Worldwide, the annual death toll of malaria exceeds 1 million, and children under the age of five are its major victims. The Plasmodium parasite that causes malaria in humans is transmitted through the bites of infected mosquitoes. Once inside the human body, the parasite initially develops in the liver and subsequently, upon release, infects red blood cells. After infecting host red blood cells, a rapid growth ensues, supported by the parasite’s consumption of hemoglobin, the oxygen-transporting protein that constitutes a massive 90% of the total protein present inside each red blood cell. Destruction on this scale releases large quantities of heme, the prosthetic group responsible for oxygen transport in hemoglobin. Free heme is extremely damaging and to protect itself from this toxic onslaught, the parasite utilizes a novel mechanism where it rapidly converts heme into a crystalline material known as hemozoin.

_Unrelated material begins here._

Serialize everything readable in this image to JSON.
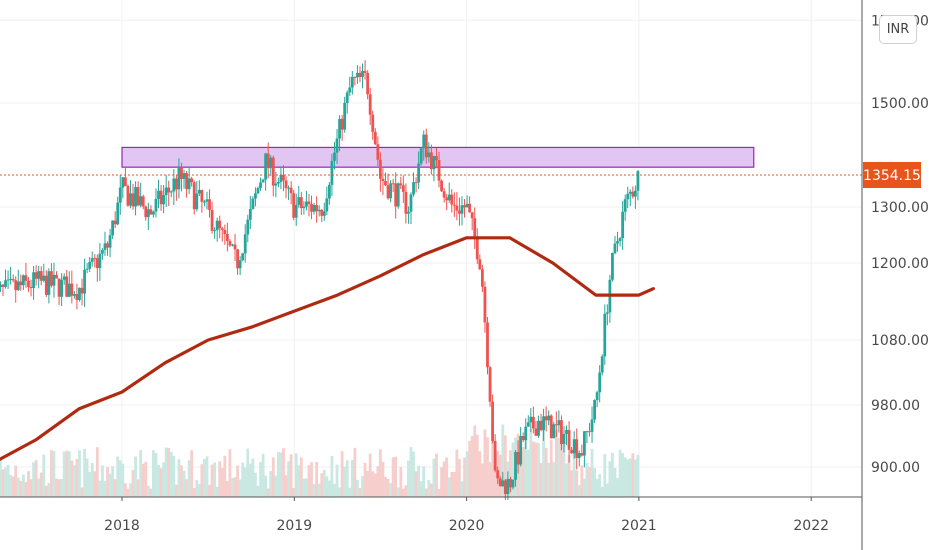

Dr. Dharmendar Rathore, Assistant Professor at VBI, remarked: “We discovered HDP as part of a functional genomics initiative that is focused on the identification of malaria proteins involved in disease pathology. A combination of cellular and biochemical approaches allowed us to rigorously characterize HDP. It appears that HDP has a number of striking features that make it a promising candidate as a drug target. HDP is not only capable of rapidly converting heme into its non-toxic counterpart hemozoin, but it is highly conserved in all the species of the parasite and also appears to be critical for its survival.” He added: “The beauty of this discovery is that, while HDP has robust interactions with heme, it lacks homology to any of the known heme-binding proteins and has therefore eluded detection during previous attempts by several groups to identify parasite factors responsible for hemozoin formation.”